Asked if he was surprised at the downfall of the company he is now in charge of winding down, Mr Lomas paused before saying: "I am. It seems amazing to me that a business as huge as this can fail in this way. It underlines the massive importance of market confidence because once that is gone, and no one wants to trade with you, you are in serious trouble and there is no way back."

*The trader

When Duo Ai, a 26-year-old trader from the US who had been transferred to London, woke up yesterday he read an email from his boss saying the company had filed for bankruptcy. "Everyone's been told that we no longer have a job," he said. "No one thought that Lehman would die; it's such a strong franchise. We really didn't see this coming. We thought some bank would buy Lehman."

*The new recruit

Edouard d'Archimbaud, 24, from Paris, arrived in Canary Wharf for his first day of work yesterday, but did not make it even as far as his desk. "I arrived but before I could even get to my desk I was told everybody is fired," he said. "I do not know what I will do now." He said it was his first job since leaving university and he would now try to find work in London.

*The financier

Trush Patel, a 25-year-old financier, had been told by the administrators that he should still turn up for work tomorrow. "Everyone has been in the canteen, using up the last of the credit on their canteen cards.
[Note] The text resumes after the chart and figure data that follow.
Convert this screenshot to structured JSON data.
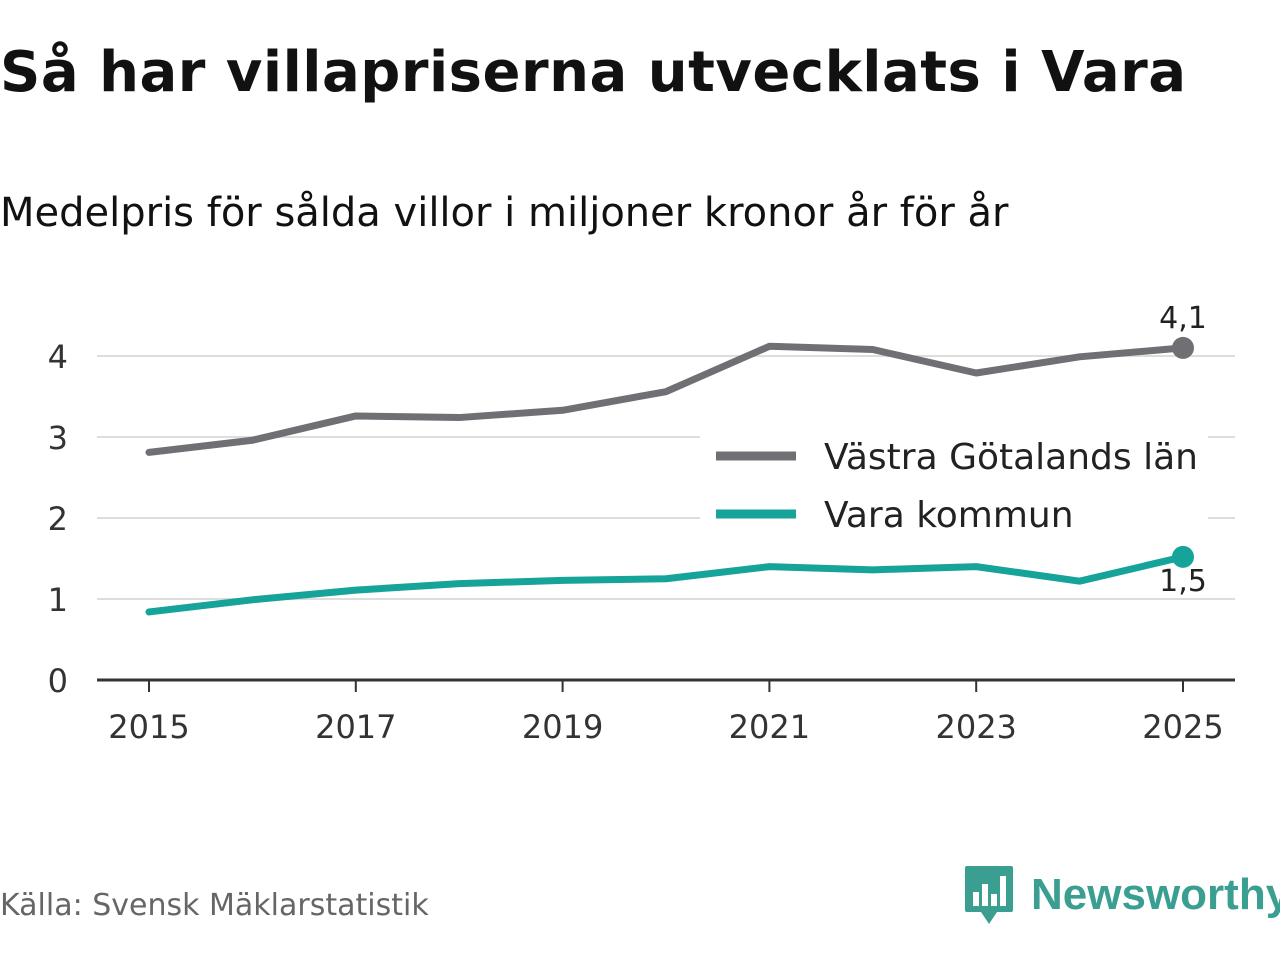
{
  "header": {
    "title": "Så har villapriserna utvecklats i Vara",
    "subtitle": "Medelpris för sålda villor i miljoner kronor år för år"
  },
  "colors": {
    "vastra_gotaland": "#707074",
    "vara": "#16a39a",
    "grid": "#dddddd",
    "axis": "#333333",
    "brand": "#3a9e91"
  },
  "chart_data": {
    "type": "line",
    "x": [
      2015,
      2016,
      2017,
      2018,
      2019,
      2020,
      2021,
      2022,
      2023,
      2024,
      2025
    ],
    "x_ticks": [
      "2015",
      "2017",
      "2019",
      "2021",
      "2023",
      "2025"
    ],
    "y_ticks": [
      "0",
      "1",
      "2",
      "3",
      "4"
    ],
    "ylim": [
      0,
      4.5
    ],
    "xlim": [
      2014.5,
      2025.5
    ],
    "xlabel": "",
    "ylabel": "",
    "grid": true,
    "legend_position": "right",
    "series": [
      {
        "name": "Västra Götalands län",
        "color_key": "vastra_gotaland",
        "values": [
          2.81,
          2.96,
          3.26,
          3.24,
          3.33,
          3.56,
          4.12,
          4.08,
          3.79,
          3.99,
          4.1
        ],
        "end_label": "4,1",
        "end_label_position": "above"
      },
      {
        "name": "Vara kommun",
        "color_key": "vara",
        "values": [
          0.84,
          0.99,
          1.11,
          1.19,
          1.23,
          1.25,
          1.4,
          1.36,
          1.4,
          1.22,
          1.52
        ],
        "end_label": "1,5",
        "end_label_position": "below"
      }
    ]
  },
  "footer": {
    "source": "Källa: Svensk Mäklarstatistik",
    "brand": "Newsworthy"
  }
}
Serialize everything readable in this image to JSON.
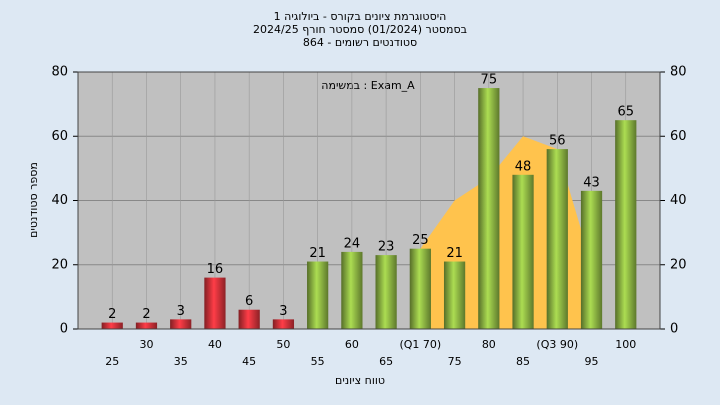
{
  "chart_data": {
    "type": "bar",
    "title": "היסטוגרמת ציונים בקורס - ביולוגיה 1",
    "subtitle": "בסמסטר  (01/2024)  סמסטר חורף 2024/25",
    "subtitle2": "סטודנטים רשומים - 864",
    "annotation": "Exam_A : במשימה",
    "xlabel": "טווח ציונים",
    "ylabel": "מספר סטודנטים",
    "categories": [
      "25",
      "30",
      "35",
      "40",
      "45",
      "50",
      "55",
      "60",
      "65",
      "(Q1 70)",
      "75",
      "80",
      "85",
      "(Q3 90)",
      "95",
      "100"
    ],
    "values": [
      2,
      2,
      3,
      16,
      6,
      3,
      21,
      24,
      23,
      25,
      21,
      75,
      48,
      56,
      43,
      65
    ],
    "colors": [
      "#d8333b",
      "#d8333b",
      "#d8333b",
      "#d8333b",
      "#d8333b",
      "#d8333b",
      "#8fb844",
      "#8fb844",
      "#8fb844",
      "#8fb844",
      "#8fb844",
      "#8fb844",
      "#8fb844",
      "#8fb844",
      "#8fb844",
      "#8fb844"
    ],
    "area": {
      "color": "#ffc34d",
      "values": [
        null,
        null,
        null,
        null,
        null,
        null,
        null,
        null,
        null,
        25,
        40,
        47,
        60,
        56,
        20,
        null
      ]
    },
    "ylim": [
      0,
      80
    ],
    "yticks": [
      0,
      20,
      40,
      60,
      80
    ],
    "y2lim": [
      0,
      80
    ],
    "y2ticks": [
      0,
      20,
      40,
      60,
      80
    ],
    "grid": true
  }
}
You can see them all in the offices too, on the phones sending off their CVs. There'll be about 5,000 new people in the job market now so there'll be a lot of competition."

*The graduate

Jack Reynolds was on the graduate scheme and had only been at the company since last Monday. "My career has been screwed," he said. "Everyone is upset but they've just got to get on with it." Many of his friends were clutching Lehman-branded rugby balls and umbrellas as mementos. "We're off to the pub," said one. "There's no point sticking around here."